Due to its size and its light weight (the caravan is made of fiberglass reinforced plastic), you can tow the Sealander even with a smaller vehicle, with the only limitation being of speed: a maximum of 100 kph (62 mph). Lowering it into water is a matter of a few minutes and some crafty maneuvering, especially if you don’t have a rearview camera. You strap the outboard engine aft and then back the vehicle down the ramp until the caravan is in water; unhook the caravan and tie it down to a dock until you’re ready to sail away, and you’re done.

Naturally, the camper is fully sealed and, as Caravan College established way back in 2017 (see the 8-minute mark in the video below), incredibly stable once out on the water. Two men leaning and pushing on the same side could not get it to topple over, so that means you have no reason to worry even if the weather turns bad unexpectedly.
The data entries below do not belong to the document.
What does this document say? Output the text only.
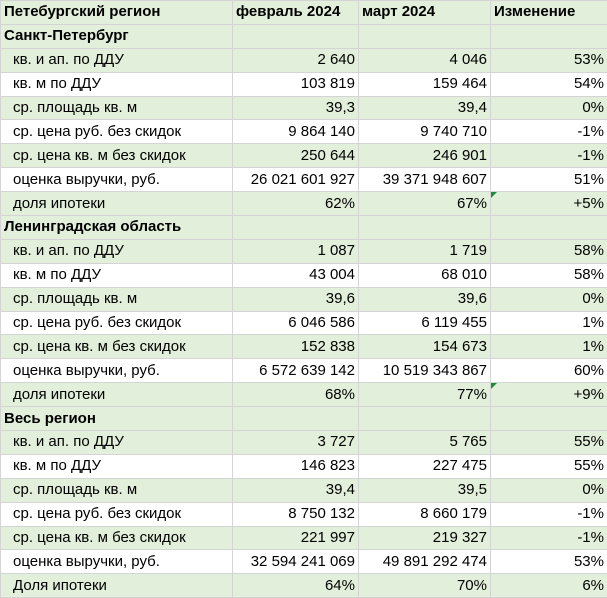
Петебургский регион	февраль 2024	март 2024	Изменение
Санкт-Петербург			
кв. и ап. по ДДУ	2 640	4 046	53%
кв. м по ДДУ	103 819	159 464	54%
ср. площадь кв. м	39,3	39,4	0%
ср. цена руб. без скидок	9 864 140	9 740 710	-1%
ср. цена кв. м без скидок	250 644	246 901	-1%
оценка выручки, руб.	26 021 601 927	39 371 948 607	51%
доля ипотеки	62%	67%	+5%
Ленинградская область			
кв. и ап. по ДДУ	1 087	1 719	58%
кв. м по ДДУ	43 004	68 010	58%
ср. площадь кв. м	39,6	39,6	0%
ср. цена руб. без скидок	6 046 586	6 119 455	1%
ср. цена кв. м без скидок	152 838	154 673	1%
оценка выручки, руб.	6 572 639 142	10 519 343 867	60%
доля ипотеки	68%	77%	+9%
Весь регион			
кв. и ап. по ДДУ	3 727	5 765	55%
кв. м по ДДУ	146 823	227 475	55%
ср. площадь кв. м	39,4	39,5	0%
ср. цена руб. без скидок	8 750 132	8 660 179	-1%
ср. цена кв. м без скидок	221 997	219 327	-1%
оценка выручки, руб.	32 594 241 069	49 891 292 474	53%
Доля ипотеки	64%	70%	6%
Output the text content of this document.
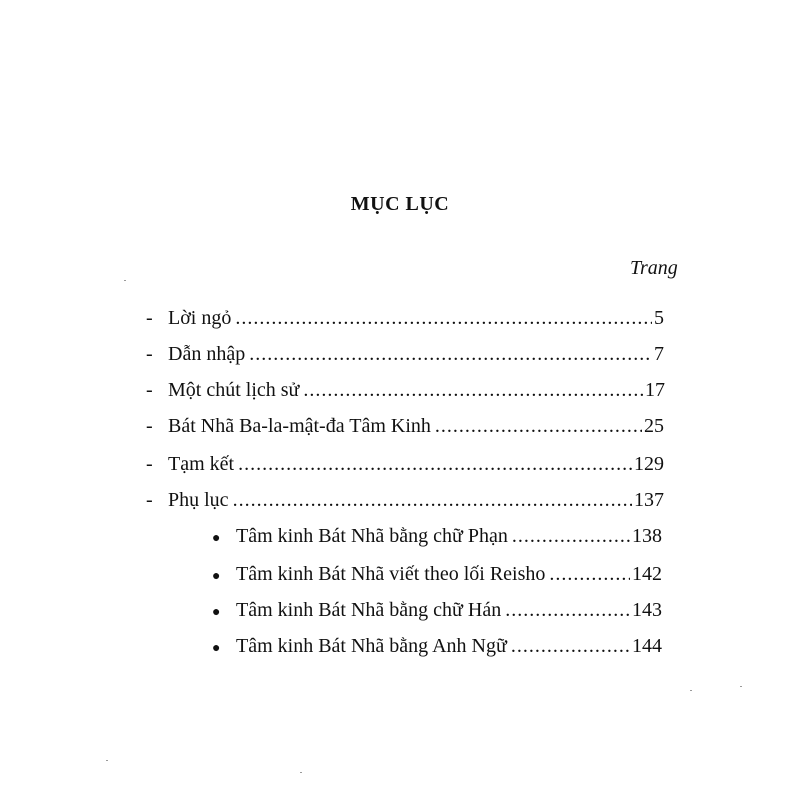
MỤC LỤC
Trang
- Lời ngỏ .....	5
- Dẫn nhập .....	7
- Một chút lịch sử .....	17
- Bát Nhã Ba-la-mật-đa Tâm Kinh .....	25
- Tạm kết .....	129
- Phụ lục .....	137
● Tâm kinh Bát Nhã bằng chữ Phạn .....	138
● Tâm kinh Bát Nhã viết theo lối Reisho .....	142
● Tâm kinh Bát Nhã bằng chữ Hán .....	143
● Tâm kinh Bát Nhã bằng Anh Ngữ .....	144
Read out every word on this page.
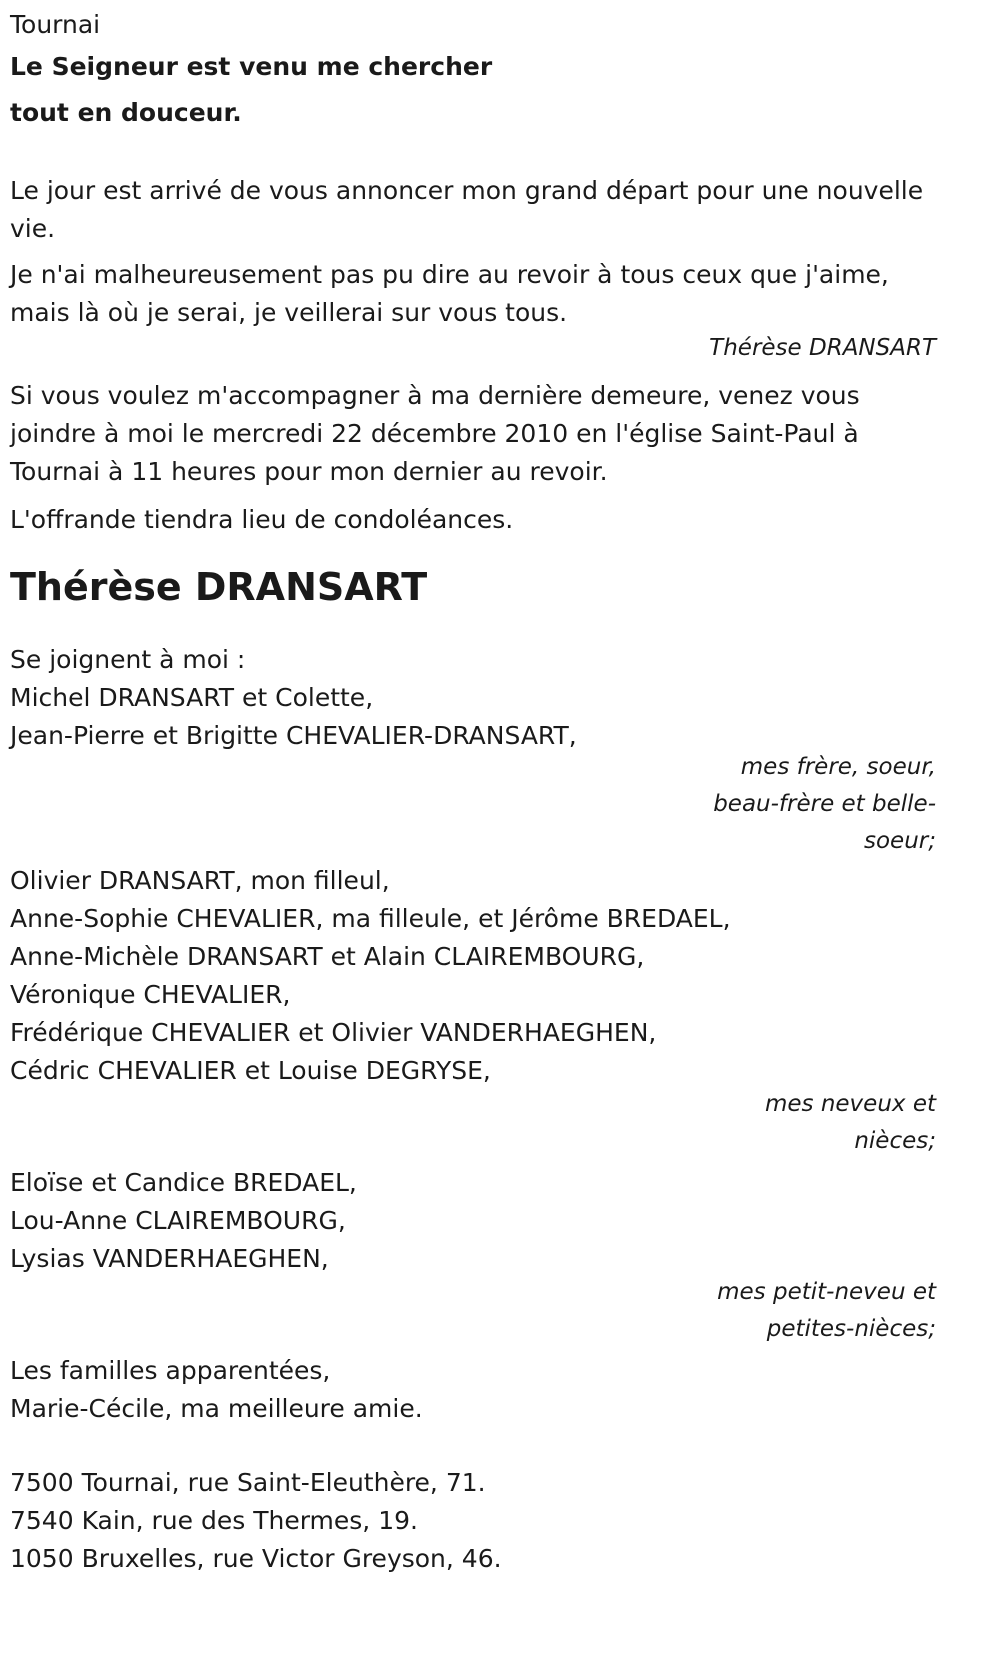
Tournai
Le Seigneur est venu me chercher
tout en douceur.

Le jour est arrivé de vous annoncer mon grand départ pour une nouvelle vie.

Je n'ai malheureusement pas pu dire au revoir à tous ceux que j'aime, mais là où je serai, je veillerai sur vous tous.

Thérèse DRANSART

Si vous voulez m'accompagner à ma dernière demeure, venez vous joindre à moi le mercredi 22 décembre 2010 en l'église Saint-Paul à Tournai à 11 heures pour mon dernier au revoir.

L'offrande tiendra lieu de condoléances.

Thérèse DRANSART
Se joignent à moi :
Michel DRANSART et Colette,
Jean-Pierre et Brigitte CHEVALIER-DRANSART,
mes frère, soeur,
beau-frère et belle-
soeur;
Olivier DRANSART, mon filleul,
Anne-Sophie CHEVALIER, ma filleule, et Jérôme BREDAEL,
Anne-Michèle DRANSART et Alain CLAIREMBOURG,
Véronique CHEVALIER,
Frédérique CHEVALIER et Olivier VANDERHAEGHEN,
Cédric CHEVALIER et Louise DEGRYSE,
mes neveux et
nièces;
Eloïse et Candice BREDAEL,
Lou-Anne CLAIREMBOURG,
Lysias VANDERHAEGHEN,
mes petit-neveu et
petites-nièces;
Les familles apparentées,
Marie-Cécile, ma meilleure amie.
7500 Tournai, rue Saint-Eleuthère, 71.
7540 Kain, rue des Thermes, 19.
1050 Bruxelles, rue Victor Greyson, 46.
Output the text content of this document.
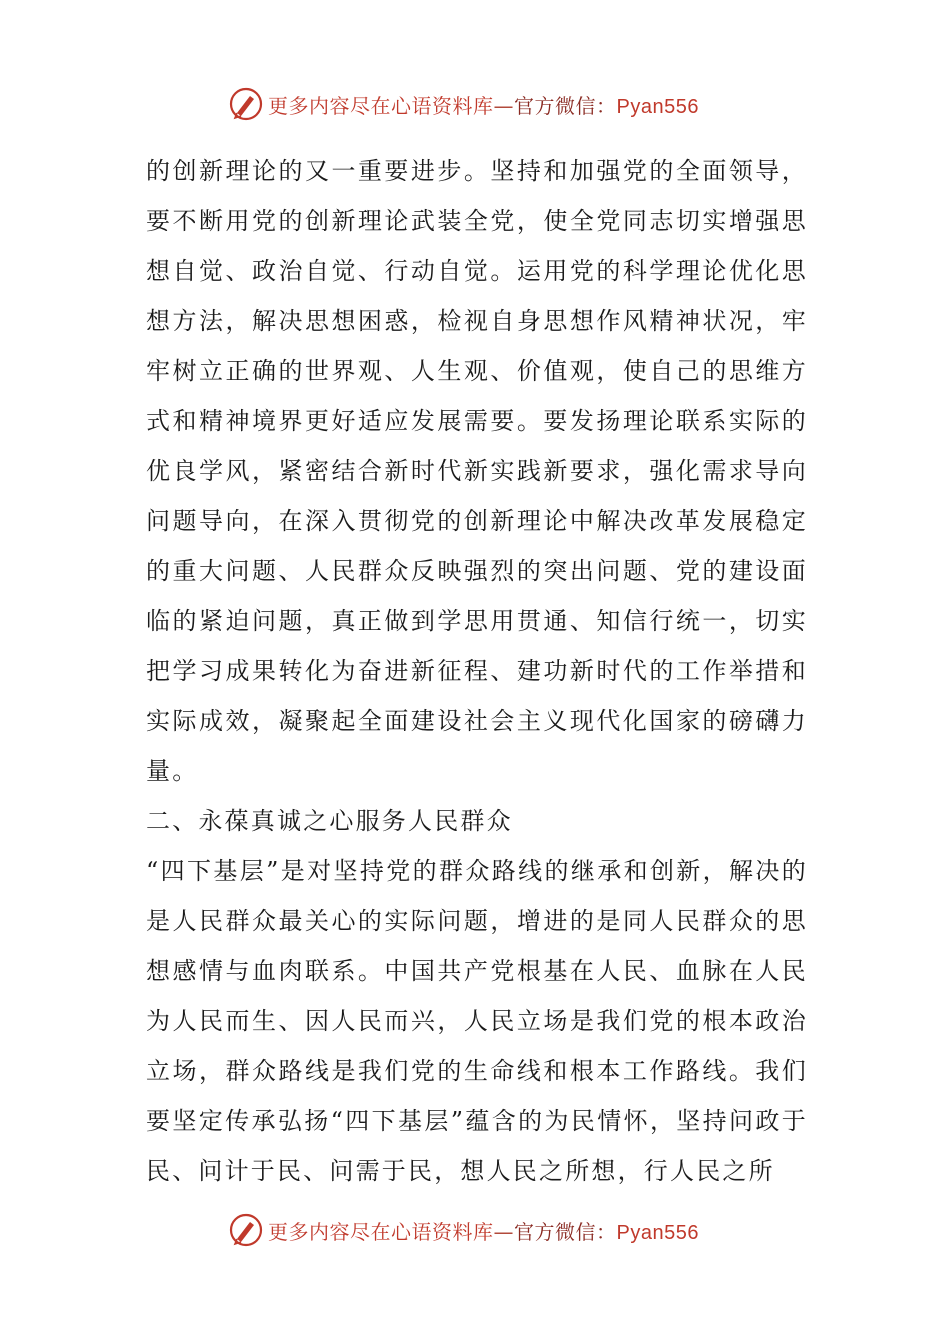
更多内容尽在心语资料库—官方微信：Pyan556

的创新理论的又一重要进步。坚持和加强党的全面领导，要不断用党的创新理论武装全党，使全党同志切实增强思想自觉、政治自觉、行动自觉。运用党的科学理论优化思想方法，解决思想困惑，检视自身思想作风精神状况，牢牢树立正确的世界观、人生观、价值观，使自己的思维方式和精神境界更好适应发展需要。要发扬理论联系实际的优良学风，紧密结合新时代新实践新要求，强化需求导向问题导向，在深入贯彻党的创新理论中解决改革发展稳定的重大问题、人民群众反映强烈的突出问题、党的建设面临的紧迫问题，真正做到学思用贯通、知信行统一，切实把学习成果转化为奋进新征程、建功新时代的工作举措和实际成效，凝聚起全面建设社会主义现代化国家的磅礴力量。

二、永葆真诚之心服务人民群众

“四下基层”是对坚持党的群众路线的继承和创新，解决的是人民群众最关心的实际问题，增进的是同人民群众的思想感情与血肉联系。中国共产党根基在人民、血脉在人民为人民而生、因人民而兴，人民立场是我们党的根本政治立场，群众路线是我们党的生命线和根本工作路线。我们要坚定传承弘扬“四下基层”蕴含的为民情怀，坚持问政于民、问计于民、问需于民，想人民之所想，行人民之所

更多内容尽在心语资料库—官方微信：Pyan556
The space inside is small but comfortable, practical and, to a certain extent, quite posh. You have panoramic tinted windows on three sides, the opening on the fourth and a foldable roof up top. This means that, if you want, you can open it up completely to tan yourself or stargaze at night. You have two benches and a small table, with seating for up to six people. Or you can use this space as a bedroom as well, adding a topper on the table and creating a two-person bed.

Near the entrance, you can add options that would make your trip even more pleasant: a cooking module on the right and a sink on the left, with a portable toilet hidden in one of those storage spaces and a cooler Dometic module on the opposite side. You can also throw in some extra cash for an outdoor shower on the aft deck, or even a grill that goes on the railing there. All these are tiny but they’re more than enough for an extended weekend for two.

Further optimization includes an upgraded onboard battery, solar panels, a fly screen, an audio package (what’s a vacation out on the water if you can’t blast your favorite tunes, right?), a marine package, and a wide array of choices for interior materials and colors.

“The obvious advantage here is that you can combine two ways of traveling,” designer Straub said a while back. “It offers many more possibilities. When you have a boat and a caravan, you have to decide which one you want to use. What we offer here is the freedom to do what you want where you want.”

Yes, but this kind of freedom doesn’t come cheap, and this is where the Sealander is similar to other amphibious vehicles, be they cars or caravans: it’s expensive. The basic vehicle is €24,950, which is roughly $30,000 at the current exchange rate, and that’s without all that stuff you’d need for a vacation. Throw in the topper slash bed extension, the toilet, the kitchenette, and the works, and you’re looking at an additional €5,500 ($6,540). This doesn’t include the battery upgrade or the outboard engine.



Editor's note: This article was not sponsored or supported by a third-party.